Paul Mariner was one of my favorite players in the late 1970's. On cold winter nights listening to Toby Charles on Soccer Made in Germany, Mariner was the diminutive Center Forward for Ipswich (and England, 35 caps) who dominated the penalty area, heading or chesting back the long balls hooked in from the shallow flanks. Now & again, on soggy pitch beyond reckoning, somebody would strike one of these first-time for spectacular results.
Now Mariner turns up State-Side as assistant to his old mate Stevie Nicol (Arsenal), Manager of the New England Revolution in the MLS.
Paul Mariner seems to lament the new teetotalling direction the game has taken: "As for alcohol, it's a coffee society really, rather than a drinking society, innit? If I think back to Ipswich in the Seventies, I reckon Bobby Robson would have been more worried if he'd seen us turning up to work with lattes than with beers."

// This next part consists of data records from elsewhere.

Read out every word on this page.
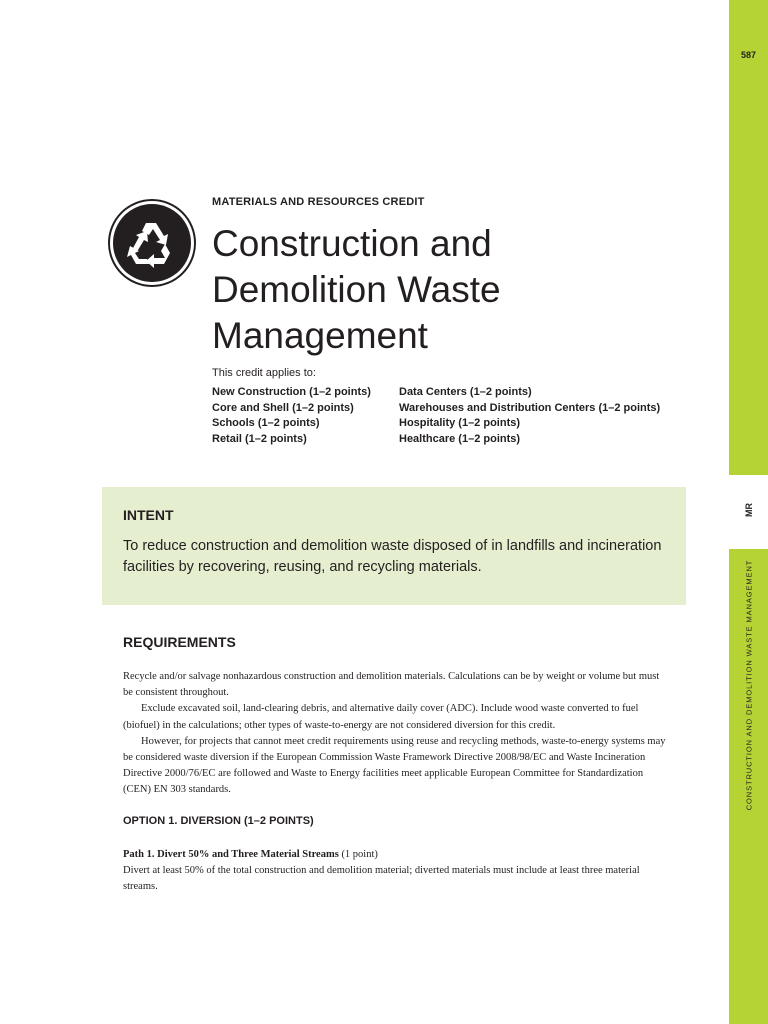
587
MR
CONSTRUCTION AND DEMOLITION WASTE MANAGEMENT
MATERIALS AND RESOURCES CREDIT
Construction and
Demolition Waste
Management
This credit applies to:
New Construction (1–2 points)
Core and Shell (1–2 points)
Schools (1–2 points)
Retail (1–2 points)
Data Centers (1–2 points)
Warehouses and Distribution Centers (1–2 points)
Hospitality (1–2 points)
Healthcare (1–2 points)
INTENT
To reduce construction and demolition waste disposed of in landfills and incineration facilities by recovering, reusing, and recycling materials.
REQUIREMENTS
Recycle and/or salvage nonhazardous construction and demolition materials. Calculations can be by weight or volume but must be consistent throughout.
Exclude excavated soil, land-clearing debris, and alternative daily cover (ADC). Include wood waste converted to fuel (biofuel) in the calculations; other types of waste-to-energy are not considered diversion for this credit.
However, for projects that cannot meet credit requirements using reuse and recycling methods, waste-to-energy systems may be considered waste diversion if the European Commission Waste Framework Directive 2008/98/EC and Waste Incineration Directive 2000/76/EC are followed and Waste to Energy facilities meet applicable European Committee for Standardization (CEN) EN 303 standards.
OPTION 1. DIVERSION (1–2 POINTS)
Path 1. Divert 50% and Three Material Streams (1 point)
Divert at least 50% of the total construction and demolition material; diverted materials must include at least three material streams.
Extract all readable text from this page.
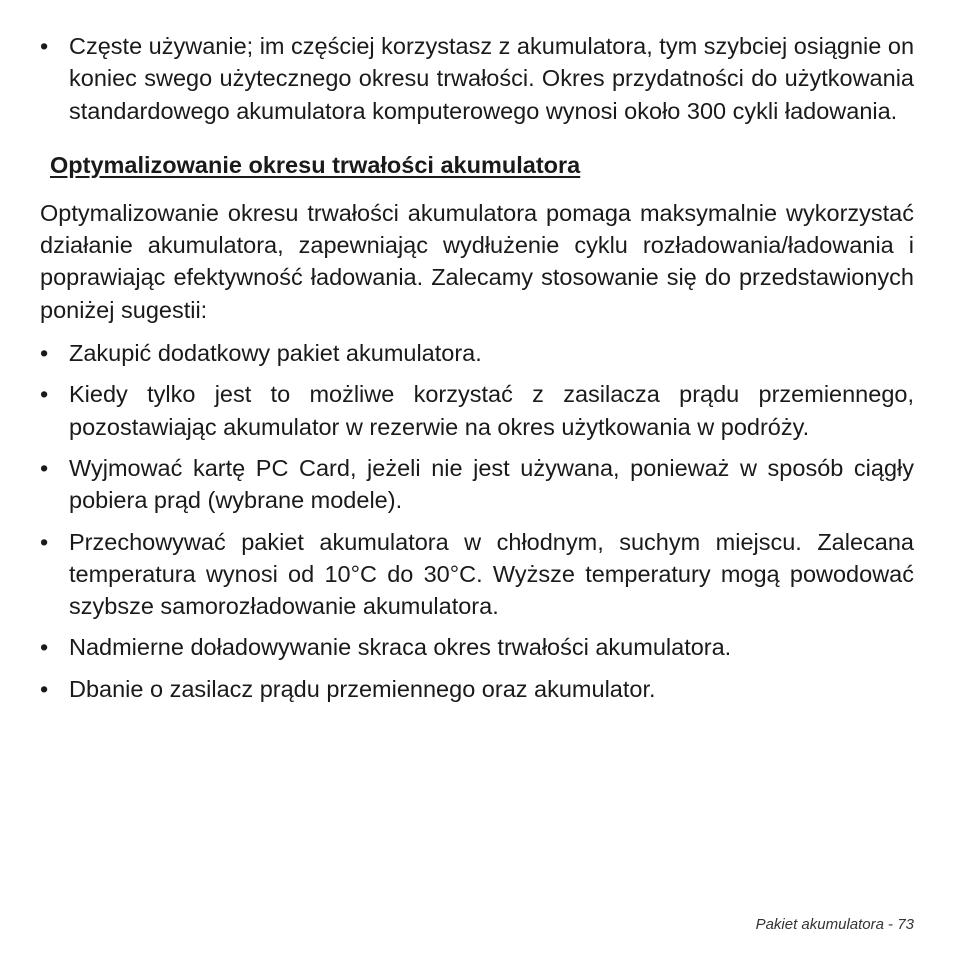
• Częste używanie; im częściej korzystasz z akumulatora, tym szybciej osiągnie on koniec swego użytecznego okresu trwałości. Okres przydatności do użytkowania standardowego akumulatora komputerowego wynosi około 300 cykli ładowania.
Optymalizowanie okresu trwałości akumulatora

Optymalizowanie okresu trwałości akumulatora pomaga maksymalnie wykorzystać działanie akumulatora, zapewniając wydłużenie cyklu rozładowania/ładowania i poprawiając efektywność ładowania. Zalecamy stosowanie się do przedstawionych poniżej sugestii:

• Zakupić dodatkowy pakiet akumulatora.
• Kiedy tylko jest to możliwe korzystać z zasilacza prądu przemiennego, pozostawiając akumulator w rezerwie na okres użytkowania w podróży.
• Wyjmować kartę PC Card, jeżeli nie jest używana, ponieważ w sposób ciągły pobiera prąd (wybrane modele).
• Przechowywać pakiet akumulatora w chłodnym, suchym miejscu. Zalecana temperatura wynosi od 10°C do 30°C. Wyższe temperatury mogą powodować szybsze samorozładowanie akumulatora.
• Nadmierne doładowywanie skraca okres trwałości akumulatora.
• Dbanie o zasilacz prądu przemiennego oraz akumulator.
Pakiet akumulatora - 73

Having come over in the late 1980's after the demise of the NASL, Mariner comments insightfully about the North American game, "The players were exceptional athletes: their physical conditioning would have put many English players to shame, including me. Yet they didn't have the same speed of thought."
It's my own view that this is still the case; and until we can sing "You'll Never Walk Alone" at Giant's Stadium as harmoniously as they do at the KOP END, then players here will continue to dream away and my footballing eye stays on Europe.